Streit: Man gibt Kindern einen Marshmallow und sagt ihnen, sie bekommen einen zweiten, wenn sie 15 Minuten aushalten, diesen einen Marshmallow nicht zu essen. Die Ergebnisse waren bahnbrechend: Jene Kinder, die es aushielten, den ersten Marshmallow nicht zu essen und auf den zweiten zu warten, taten sich im weiteren Leben leichter in der Schule, an der Uni und im Job.
Gibt es Grenzen bei den Grenzen, die Eltern setzen?
Streit: Es ist zu viel, wenn man alles bestimmen will. Und wenn man hofft, dass die Kinder sofort das machen, was man ihnen sagt, kommt man oft in einen Machtkampf. Viel wichtiger ist es, beharrlich bei der gleichen Botschaft zu bleiben. Wenn das Kind zum Beispiel seine Computerzeit dauernd überschreitet, können die Eltern in einer ruhigen Minute den Computer entfernen. Dann sollten die Eltern nicht mit dem Kind bzw. Jugendlichen herumdiskutieren, sondern ihn in aller Ruhe bitten, eine Lösung zu finden, der sie dann zustimmen können oder auch nicht. Das funktioniert sehr gut.
Die Schule hat gerade wieder begonnen. Viele Eltern wollen aus ihren Kindern Hochleistungsmenschen machen – sie sollen immer früher immer mehr lernen. Geht das überhaupt?
Streit: Hochleistung bringt man sicher nicht zusammen, wenn man einen fixen Plan für sein Kind hat. Wenn die Eltern aber in frühen Jahren Leidenschaften des Kindes bemerken und diese fördern, ist das sicher gut. Ist das Kind zum Beispiel ein guter Tennisspieler, kann man es begleiten und fördern. Aber nicht treiben! Das heißt, es ist gut und wichtig, Angebote zu machen, „Muss“ ist aber kontraproduktiv.
Welche Rolle spielen die Lehrer in diesem Zusammenhang?

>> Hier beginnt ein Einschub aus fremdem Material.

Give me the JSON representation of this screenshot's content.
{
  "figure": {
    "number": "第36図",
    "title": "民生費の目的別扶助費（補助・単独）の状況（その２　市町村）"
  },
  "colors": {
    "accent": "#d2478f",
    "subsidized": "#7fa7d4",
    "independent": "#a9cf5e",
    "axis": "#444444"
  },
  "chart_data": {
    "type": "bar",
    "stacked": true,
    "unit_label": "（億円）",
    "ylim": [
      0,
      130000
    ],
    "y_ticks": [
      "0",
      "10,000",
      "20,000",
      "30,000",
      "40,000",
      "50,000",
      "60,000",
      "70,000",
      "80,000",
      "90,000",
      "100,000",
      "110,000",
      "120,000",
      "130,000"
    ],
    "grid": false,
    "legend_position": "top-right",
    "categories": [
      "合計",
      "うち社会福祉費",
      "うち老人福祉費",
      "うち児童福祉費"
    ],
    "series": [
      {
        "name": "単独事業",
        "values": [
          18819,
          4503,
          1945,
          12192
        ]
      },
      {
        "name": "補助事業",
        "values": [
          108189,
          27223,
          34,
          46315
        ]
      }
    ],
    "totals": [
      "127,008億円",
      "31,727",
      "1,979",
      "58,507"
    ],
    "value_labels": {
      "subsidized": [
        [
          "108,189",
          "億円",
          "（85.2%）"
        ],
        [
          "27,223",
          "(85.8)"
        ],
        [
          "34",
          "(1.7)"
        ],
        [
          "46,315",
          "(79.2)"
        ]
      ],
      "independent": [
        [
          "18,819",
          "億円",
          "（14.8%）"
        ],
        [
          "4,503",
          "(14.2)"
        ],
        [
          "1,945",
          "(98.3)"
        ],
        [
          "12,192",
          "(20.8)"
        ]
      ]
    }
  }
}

Streit: Es braucht Achtsamkeit des Lehrers: gegenüber sich selbst, was entscheidende Voraussetzung ist, und gegenüber den Kindern der Klasse. Dann taucht Resonanz zwischen ihm und den Schülern auf. Und er braucht Hilfe und Unterstützung, sowie ein klares Regelwerk mit Ritualen, die den Tag strukturieren, und die den Rahmen für die Begegnung darstellen. Die Kinder werden dann automatisch offen für das, was er anbietet.
Das Interview führte Evelin Stark.
Zur Person
Philip Streit ist Vorstand des Institus für Kind, Jugend und Familie in Graz. Der Kinder- und Familientherapeut ist vor allem bekannt durch sein Engagement im Bereich der Positiven Psychologie.
Das Gespräch im Riesen 2018 thematisiert „Hochleistungskinder in einer Hochleistungsgesellschaft“. Philip Streit sitzt am Podium. 21.9., 16 Uhr, Swarovski Kristallwelten.